L'approche d'architecture d'affaires - une composante importante de la planification stratégique moderne
Par Bernard Gagnon et Pierre Hadaya
Octobre 2019
Sommaire
La plupart des organisations n’ont pas encore intégré l’approche d’architecture d’affaires (AAA) dans leur méthode de planification stratégique. Dans la plupart des cas, cela est dû à un manque de connaissance de cette nouvelle approche. Le but de cet article est de combler cette lacune et de démontrer qu’elle est un élément important de la planification stratégique moderne. Pour ce faire, nous démontrons que les buts principaux de l’AAA sont identiques à certains de ceux de la planification stratégique et que l’AAA aide à mieux atteindre ces buts et, finalement, nous dissipons deux fausses idées concernant l’AAA.
Il y a quelques mois, nous avons publié un article intitulé « L’utilisation de l’approche d’architecture d’affaires permet-elle aux organisations d’améliorer leur performance ? » (Gagnon et Hadaya, 2019a). Nous y décrivons l’approche d’architecture d’affaires (AAA) comme « une nouvelle approche de planification stratégique permettant de définir les objectifs de transformation organisationnelle à long terme et de formuler un plan d’action pour les atteindre ». Bien que le cabinet mondial de recherche et conseil Gartner ait également décrit l’AAA de manière similaire (Allegra, 2017), la plupart des organisations ne l’ont pas encore intégré dans leur méthode de planification stratégique, et ce malgré ses avantages. Dans la plupart des cas, cela est dû à un manque de connaissances de l’AAA. Le but de cet article est de combler cette lacune et de démontrer que cette nouvelle approche est un élément important de la planification stratégique moderne. Pour ce faire, nous démontrons que les buts principaux de l’AAA sont identiques à certains de ceux de la planification stratégique et que l’AAA aide à mieux atteindre ces buts ainsi que certains autres de la planification stratégique. De plus, nous dissipons deux fausses idées qui freinent les progrès que l’AAA réalise pour prendre sa place au sein de la planification stratégique moderne.

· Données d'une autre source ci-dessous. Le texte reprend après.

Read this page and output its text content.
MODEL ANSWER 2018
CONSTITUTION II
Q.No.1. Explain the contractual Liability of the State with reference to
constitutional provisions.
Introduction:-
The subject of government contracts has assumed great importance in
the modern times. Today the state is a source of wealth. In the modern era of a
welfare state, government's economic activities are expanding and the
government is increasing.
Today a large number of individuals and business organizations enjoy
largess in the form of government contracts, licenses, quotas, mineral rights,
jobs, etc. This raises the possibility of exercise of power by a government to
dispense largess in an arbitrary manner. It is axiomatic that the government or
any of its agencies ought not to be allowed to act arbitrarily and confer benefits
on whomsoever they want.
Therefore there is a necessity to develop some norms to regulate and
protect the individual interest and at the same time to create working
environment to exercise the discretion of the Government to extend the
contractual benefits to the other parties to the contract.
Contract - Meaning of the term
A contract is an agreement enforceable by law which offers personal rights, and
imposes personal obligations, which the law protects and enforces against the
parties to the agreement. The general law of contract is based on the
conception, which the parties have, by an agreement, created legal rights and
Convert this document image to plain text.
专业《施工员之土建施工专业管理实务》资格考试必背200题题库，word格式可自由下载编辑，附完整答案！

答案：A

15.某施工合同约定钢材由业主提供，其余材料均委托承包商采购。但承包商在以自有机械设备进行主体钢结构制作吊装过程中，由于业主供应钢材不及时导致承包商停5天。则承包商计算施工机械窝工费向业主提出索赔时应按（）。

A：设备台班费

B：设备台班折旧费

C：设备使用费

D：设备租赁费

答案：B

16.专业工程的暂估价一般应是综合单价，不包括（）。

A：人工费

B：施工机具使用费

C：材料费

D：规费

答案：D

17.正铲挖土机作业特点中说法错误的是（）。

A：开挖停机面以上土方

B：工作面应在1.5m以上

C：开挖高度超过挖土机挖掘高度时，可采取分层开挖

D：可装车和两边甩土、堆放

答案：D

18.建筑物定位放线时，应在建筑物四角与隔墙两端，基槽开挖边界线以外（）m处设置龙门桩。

La stratégie et son lien avec le fonctionnement d’une organisation
Afin de jeter les bases de l’argumentation présentée dans cet article, examinons d’abord ce qu’est une stratégie et son lien avec le fonctionnement d’une organisation. Une stratégie n’est pas un produit, un ensemble d’objectifs ou un plan d’action. Une stratégie est le modèle de comportement — c.-à-d. la façon récurrente d’agir — qu’une organisation adopte envers ses parties prenantes, ou une situation, afin d’atteindre certains buts ultimes (p. ex., gagner une guerre, augmenter ses revenus et sa rentabilité, gagner un match de soccer). Dans le monde des affaires, une stratégie est donc le modèle de comportement qu’une organisation adopte pour créer de la valeur pour ses propriétaires, ses clients, ses partenaires et ses employés, et, de préférence, pour se différencier positivement de ses concurrentes. Le cœur de ce modèle de comportement est la proposition de valeur client qui définit à l’aide de huit caractéristiques clés (p. ex., types de produits, prix, qualité) le comportement qu’une organisation entend avoir envers ses clients (Kaplan et Norton, 2004).
Étant donné que le fonctionnement d’une organisation détermine son comportement, ce fonctionnement doit être conçu spécifiquement pour la stratégie de l’organisation. En d’autres termes, les activités d’une organisation et la façon dont elle les conduit doivent être choisies et conçues de manière à ce que l’organisation se comporte conformément à sa stratégie (Porter, 1996). Par exemple, dans le cadre de sa stratégie, un constructeur automobile peut décider d’offrir des voitures plus fiables, mais légèrement plus dispendieuses, que celles de ses concurrents. Pour ce faire, elle doit mener des activités de conception, d’essai, de fabrication, d’assurance qualité, d’amélioration continues et de vente, et les réaliser avec toute la rigueur requise pour obtenir des voitures plus fiables, mais seulement un peu plus dispendieuses que celles de ses concurrents.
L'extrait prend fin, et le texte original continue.